Tuesday, November 11, 2008

Koh Samed Island

Prudent Morgan laid down to sleep after most of the whiskey was gone but the intern and I resolved to see this thing through to what end may come. We drifted down to the beach. There was a thin and high cloud cover but the light was good enough to see where the sky met the sea and the sea, the land. We stood in the surf and the intern rolled a hog leg cigarette. He's got a very technologically advanced cigarette holder that filters tar and actually turns the cigarette into a substantial health benefit.
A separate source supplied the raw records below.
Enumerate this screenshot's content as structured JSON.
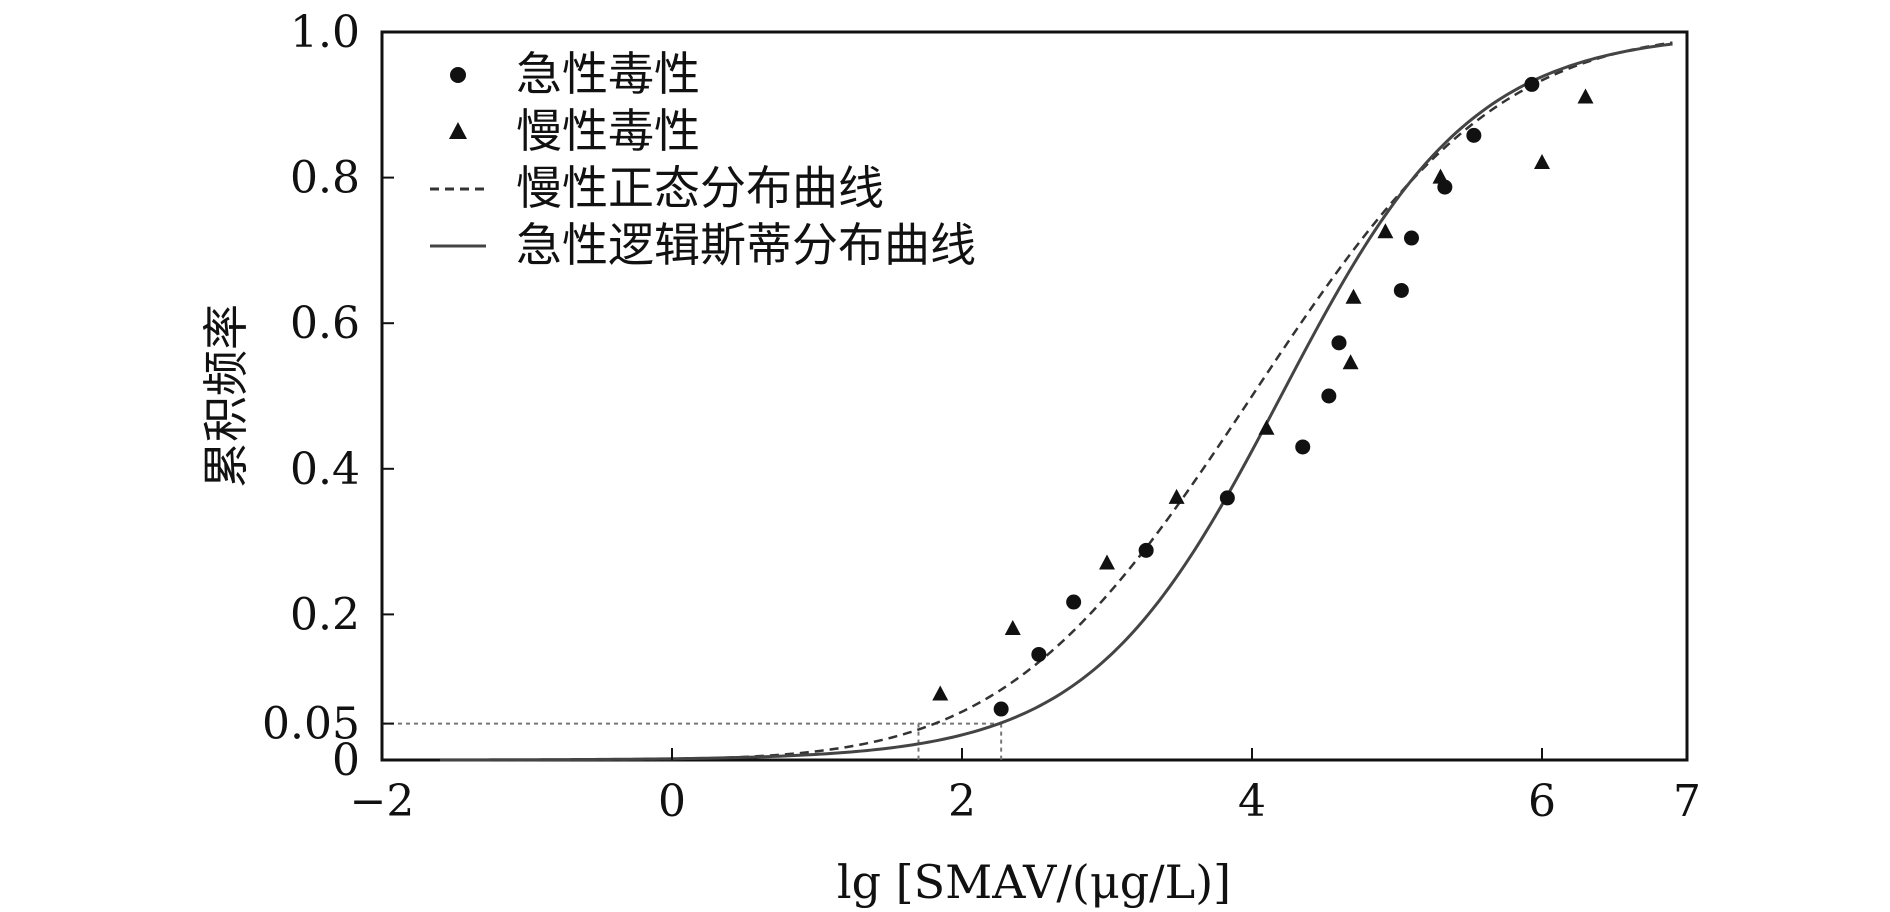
{
  "chart_data": {
    "type": "scatter",
    "title": "",
    "xlabel": "lg [SMAV/(μg/L)]",
    "ylabel": "累积频率",
    "xlim": [
      -2,
      7
    ],
    "ylim": [
      0,
      1.0
    ],
    "x_ticks": [
      -2,
      0,
      2,
      4,
      6,
      7
    ],
    "x_tick_labels": [
      "−2",
      "0",
      "2",
      "4",
      "6",
      "7"
    ],
    "y_ticks": [
      0,
      0.05,
      0.2,
      0.4,
      0.6,
      0.8,
      1.0
    ],
    "y_tick_labels": [
      "0",
      "0.05",
      "0.2",
      "0.4",
      "0.6",
      "0.8",
      "1.0"
    ],
    "grid": false,
    "legend_position": "top-left",
    "colors": {
      "points": "#111111",
      "normal_curve": "#333333",
      "logistic_curve": "#444444",
      "reference_lines": "#777777"
    },
    "series": [
      {
        "name": "急性毒性",
        "kind": "scatter",
        "marker": "circle",
        "points": [
          [
            2.27,
            0.07
          ],
          [
            2.53,
            0.145
          ],
          [
            2.77,
            0.217
          ],
          [
            3.27,
            0.288
          ],
          [
            3.83,
            0.36
          ],
          [
            4.35,
            0.43
          ],
          [
            4.53,
            0.5
          ],
          [
            4.6,
            0.573
          ],
          [
            5.03,
            0.645
          ],
          [
            5.1,
            0.717
          ],
          [
            5.33,
            0.787
          ],
          [
            5.53,
            0.858
          ],
          [
            5.93,
            0.928
          ]
        ]
      },
      {
        "name": "慢性毒性",
        "kind": "scatter",
        "marker": "triangle",
        "points": [
          [
            1.85,
            0.09
          ],
          [
            2.35,
            0.18
          ],
          [
            3.0,
            0.27
          ],
          [
            3.48,
            0.36
          ],
          [
            4.1,
            0.455
          ],
          [
            4.68,
            0.545
          ],
          [
            4.7,
            0.635
          ],
          [
            4.92,
            0.725
          ],
          [
            5.3,
            0.8
          ],
          [
            6.0,
            0.82
          ],
          [
            6.3,
            0.91
          ]
        ]
      },
      {
        "name": "慢性正态分布曲线",
        "kind": "line",
        "style": "dashed",
        "function": "normal_cdf",
        "params": {
          "mean": 4.0,
          "sd": 1.33
        },
        "x_range": [
          -1.6,
          6.9
        ]
      },
      {
        "name": "急性逻辑斯蒂分布曲线",
        "kind": "line",
        "style": "solid",
        "function": "logistic_cdf",
        "params": {
          "location": 4.2,
          "scale": 0.66
        },
        "x_range": [
          -1.6,
          6.9
        ]
      }
    ],
    "reference_lines": {
      "y": 0.05,
      "x": [
        1.7,
        2.27
      ]
    }
  }
}
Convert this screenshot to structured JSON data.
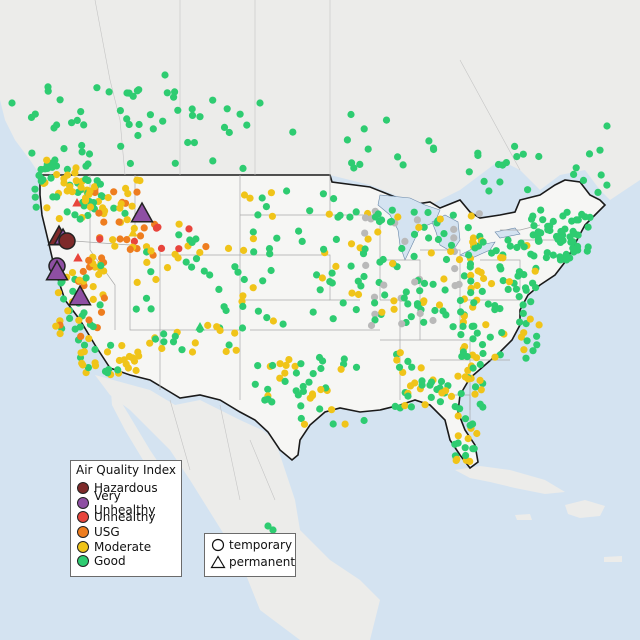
{
  "legend": {
    "title": "Air Quality Index",
    "categories": [
      {
        "label": "Hazardous",
        "color": "#7e2a2a"
      },
      {
        "label": "Very Unhealthy",
        "color": "#8e4fa3"
      },
      {
        "label": "Unhealthy",
        "color": "#e8453c"
      },
      {
        "label": "USG",
        "color": "#ee7d1f"
      },
      {
        "label": "Moderate",
        "color": "#f0c419"
      },
      {
        "label": "Good",
        "color": "#2ecc71"
      }
    ]
  },
  "shape_legend": {
    "temporary": "temporary",
    "permanent": "permanent"
  },
  "colors": {
    "water": "#d4e3f1",
    "land": "#ececea",
    "us_land": "#f6f6f4",
    "border": "#1a1a1a",
    "state_line": "#a9a9a9",
    "terrain": "#dcd8cf",
    "no_data": "#b9b9b9"
  }
}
The water washed warm around our ankles. Behind us, lanterns hung in trees and strings of white lights ran along roof lines and down poles. Music drifted up the beach with the wind. A polluted blend of house thump, Jack Johnson and Elvis Costello. In front of us in the distance; a boat. The intern is stoic in English but becomes quite animated with laughter and inflection when answering a phone call in his native tongue. We worked on the whiskey and I spoke with deep regard for the ocean and her cold indifference for life and death and her constant supply of both. The intern muttered solemnly in agreement and tilted his head back back back until he was face to face with the sky.

The whiskey being gone, we decided on a constitutional toward the lights. A soup counter was open late so we sat down and ordered 2 bowls. I finished up a bag of cheese and onion chips. A stray dog with festering, gaping sores stood by like a ghost. His dead eyes bled and watched us with no emotion. This poor beast was ambivalent to even his own hunger. Should we give him some chips, I asked the intern. He took them and scattered the last few chip shards on the cobblestone. Everything has a right to eat here in Thailand, Aut said. The soup was hot and fine.

This morning the Intern and Morgan went for some light nature walking aerobics through the jungle, in search of a ping pong table. It was always a game ill-suited to my god-like stature and I elected to stay behind. Besides my hands and arms had become painfully distended with vampire mosquito venom and I decided the morning would be best spent in the pursuit of some type of antibiotics or a doctor competent enough to perform a double amputation. I met Gar and his girlfriend out on the deck. We had two Heinekins and I tried not to look at a group of British thru-hikers as they tried not to look at us. We hopped a truck taxi to the center of town which is about a mile down a bombed out donkey path from tranquil Samed Villas. Morgan called and told Gary they were lost in the mountains in the central part of the island. I sat down in the dim clinic. On the other side of the desk a pleasant man nodded at me. I showed him the massive welt on my forearm and he nodded and said in heavily accented English that I had a tropical disease, and laughed. I was not familiar with this type of humor. The fever kicked in a little by now and I saw the rash was spreading as he examined it with a flashlight. I had no patience for the language barrier and had resigned myself to whatever he slid over the desk. Then, from nowhere, a voice over my right shoulder. Aut the Intern had descended from the jungle with all speed to oversee this transaction. After a brief exchange we walked out with two bags of pills and a tube of arm toothpaste.

At night you can sit on mats on the beach and have plates of food brought to you. In the throes of my recent ailment, I've taken to wearing pants and long-sleeved shirts dipped in a bucket of bug spray, and ordering things like chicken fingers and french fries. When you're sick in a foreign country, familiar food becomes instinctual and essential. While you eat, people walk around with big tissue paper cylinders. They have a delicate wire frame and they're open on the bottom. For 200 Baht, you can buy one and write a message on it. The Intern said it's common to write the name of a dead friend or relative on there and send it up into the sky, express mail. The guy lights a wax torch and the whole thing is illuminated quite beautifully. It flickers and drifts up over the ocean and you can see it fade for some time. Then with a final twinkle, it's gone. I'll see you again in another life old friend, when we are both cats.